RUSSIA COULDN’T FEED ITSELF IN THE EVENT OF AN ECONOMIC BLOCKADE, MOSCOW EXPERTS SAY. Were the West to impose an economic blockade on Russia in the near future, Moscow experts say, the country could not feed itself and would suffer a particularly severe shortage of beef, something Russians have increased their consumption of as their incomes have risen since the end of Soviet times (mk.ru/blogs/MK/2008/09/09/society/369863/).

FORCIBLY RETIRED OFFICERS COMPLAIN TO MEDVEDEV, PUTIN. A group of officers and defense ministry civilians who have lost their jobs in recent years as a result of the downsizing of the Russian military have written an open letter to President Dmitry Medvedev and Prime Minister Vladimir Putin complaining about the way Russian officials have failed to provide them and the 165,000 others like them with the social and economic supports they had been promised and demanding that Moscow take action now to guarantee their rights (forum.msk.ru/material/news/527146.html).

CORRUPTION IN RUSSIAN HIGHER EDUCATION STILL WIDESPREAD. Despite plans to introduce a single state examination, something Prime Minister Vladimir Putin has said is a way to fight corruption in higher education, that phenomenon continues to be widespread and to cast a shadow on the country’s future (www.themoscowtimes.com/article/600/42/370680.htm). Many students still pay bribes to professors for grades or to “tutors” who can then help them get into universities. The result is a large number of people with credentials but without the skills those credentials are supposed to guarantee, many of whom will have career expectations that their knowledge base will not support.
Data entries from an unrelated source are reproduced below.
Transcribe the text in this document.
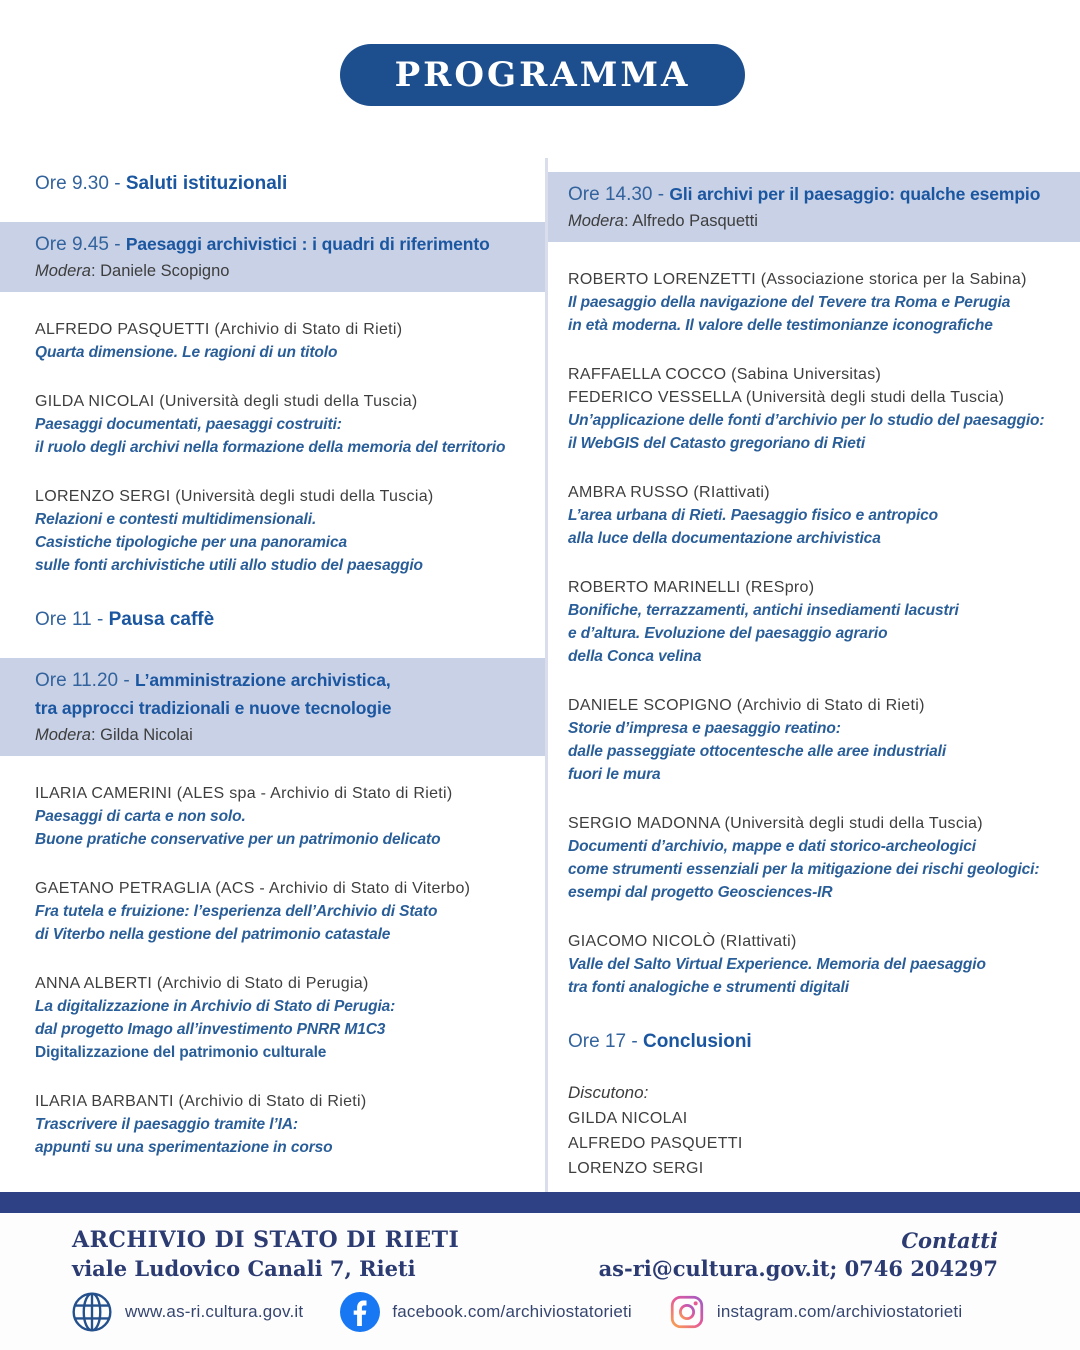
PROGRAMMA
Ore 9.30 - Saluti istituzionali
Ore 9.45 - Paesaggi archivistici : i quadri di riferimento
Modera: Daniele Scopigno
ALFREDO PASQUETTI (Archivio di Stato di Rieti)
Quarta dimensione. Le ragioni di un titolo
GILDA NICOLAI (Università degli studi della Tuscia)
Paesaggi documentati, paesaggi costruiti:
il ruolo degli archivi nella formazione della memoria del territorio
LORENZO SERGI (Università degli studi della Tuscia)
Relazioni e contesti multidimensionali.
Casistiche tipologiche per una panoramica
sulle fonti archivistiche utili allo studio del paesaggio
Ore 11 - Pausa caffè
Ore 11.20 - L’amministrazione archivistica,
tra approcci tradizionali e nuove tecnologie
Modera: Gilda Nicolai
ILARIA CAMERINI (ALES spa - Archivio di Stato di Rieti)
Paesaggi di carta e non solo.
Buone pratiche conservative per un patrimonio delicato
GAETANO PETRAGLIA (ACS - Archivio di Stato di Viterbo)
Fra tutela e fruizione: l’esperienza dell’Archivio di Stato
di Viterbo nella gestione del patrimonio catastale
ANNA ALBERTI (Archivio di Stato di Perugia)
La digitalizzazione in Archivio di Stato di Perugia:
dal progetto Imago all’investimento PNRR M1C3
Digitalizzazione del patrimonio culturale
ILARIA BARBANTI (Archivio di Stato di Rieti)
Trascrivere il paesaggio tramite l’IA:
appunti su una sperimentazione in corso
Ore 14.30 - Gli archivi per il paesaggio: qualche esempio
Modera: Alfredo Pasquetti
ROBERTO LORENZETTI (Associazione storica per la Sabina)
Il paesaggio della navigazione del Tevere tra Roma e Perugia
in età moderna. Il valore delle testimonianze iconografiche
RAFFAELLA COCCO (Sabina Universitas)
FEDERICO VESSELLA (Università degli studi della Tuscia)
Un’applicazione delle fonti d’archivio per lo studio del paesaggio:
il WebGIS del Catasto gregoriano di Rieti
AMBRA RUSSO (RIattivati)
L’area urbana di Rieti. Paesaggio fisico e antropico
alla luce della documentazione archivistica
ROBERTO MARINELLI (RESpro)
Bonifiche, terrazzamenti, antichi insediamenti lacustri
e d’altura. Evoluzione del paesaggio agrario
della Conca velina
DANIELE SCOPIGNO (Archivio di Stato di Rieti)
Storie d’impresa e paesaggio reatino:
dalle passeggiate ottocentesche alle aree industriali
fuori le mura
SERGIO MADONNA (Università degli studi della Tuscia)
Documenti d’archivio, mappe e dati storico-archeologici
come strumenti essenziali per la mitigazione dei rischi geologici:
esempi dal progetto Geosciences-IR
GIACOMO NICOLÒ (RIattivati)
Valle del Salto Virtual Experience. Memoria del paesaggio
tra fonti analogiche e strumenti digitali
Ore 17 - Conclusioni
Discutono:
GILDA NICOLAI
ALFREDO PASQUETTI
LORENZO SERGI
ARCHIVIO DI STATO DI RIETI
viale Ludovico Canali 7, Rieti
Contatti
as-ri@cultura.gov.it; 0746 204297
www.as-ri.cultura.gov.it	facebook.com/archiviostatorieti	instagram.com/archiviostatorieti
WHERE MARXISM-LENINISM STILL LIVES ON – IN THE RUSSIAN ORTHODOX CHURCH. A group of Russian Orthodox priests, who were willing to sign their names but who “Novaya gazeta” said deserve protection, has produced a large but as yet unpublished manuscript detailing what they say is the survival of Marxism-Leninism in the teachings and practice of the Moscow Patriarchate, its bishops and its priests, a “survival of the past” that no one is doing very much to overcome. The Moscow paper provides a hypertext link to a pdf file of the entire volume which provides disturbing examples of the ways in which priests and bishops remained trapped in a communist mindset (http://www.novayagazeta.ru/data/2008/65/32.html).

SCHOOL CONSOLIDATION HITS MINORITIES ESPECIALLY HARD… Because enrollments are falling in many primary and secondary schools across Russia as a result of Russia’s demographic decline, officials are consolidating schools, a practice that is undermining many communities and has proved especially threatening to the survival of non-Russian groups whose languages are spoken by relatively small numbers of people (www.raipon.org/АКМНССиДВРФ/Новости/tabid/428/mid/1276/newsid1276/3194/---------/Default.aspx, www.islamnews.ru/news-14159.html and
www.islamrt.ru/htm/news/news.htm#392).

… AS MOSCOW WOULD RATHER BUILD STATUES THAN PRINT TEXTBOOKS FOR NON-RUSSIANS. Moscow officials are prepared to spend millions of rubles on statues commemorating “the friendship of the peoples” between Russians and non-Russians, but they are increasingly unwilling to subsidize the production of non-Russian language textbooks, a pattern that is infuriating and even radicalizing people in many non-Russian republics (mariuver.wordpress.com/2008/09/09/naveki-s-rossijei-bez-udmurtskogo-jazyka/).

OFFICIAL FEELS COMPELLED TO DENY THAT KOMI WILL SEEK INDEPENDENCE. Valery Markov, the first vice speaker of the Komi State Council, said that his republic had no intention of separating from Russia or “participate in the political games of US Presidential candidate John McCain,” who he said seeks to destroy the Russian Federation by promoting the recognition of all non-Russian republics (mariuver.wordpress.com/2008/09/12/). What is interesting is that Markov felt compelled or was compelled to make this statement.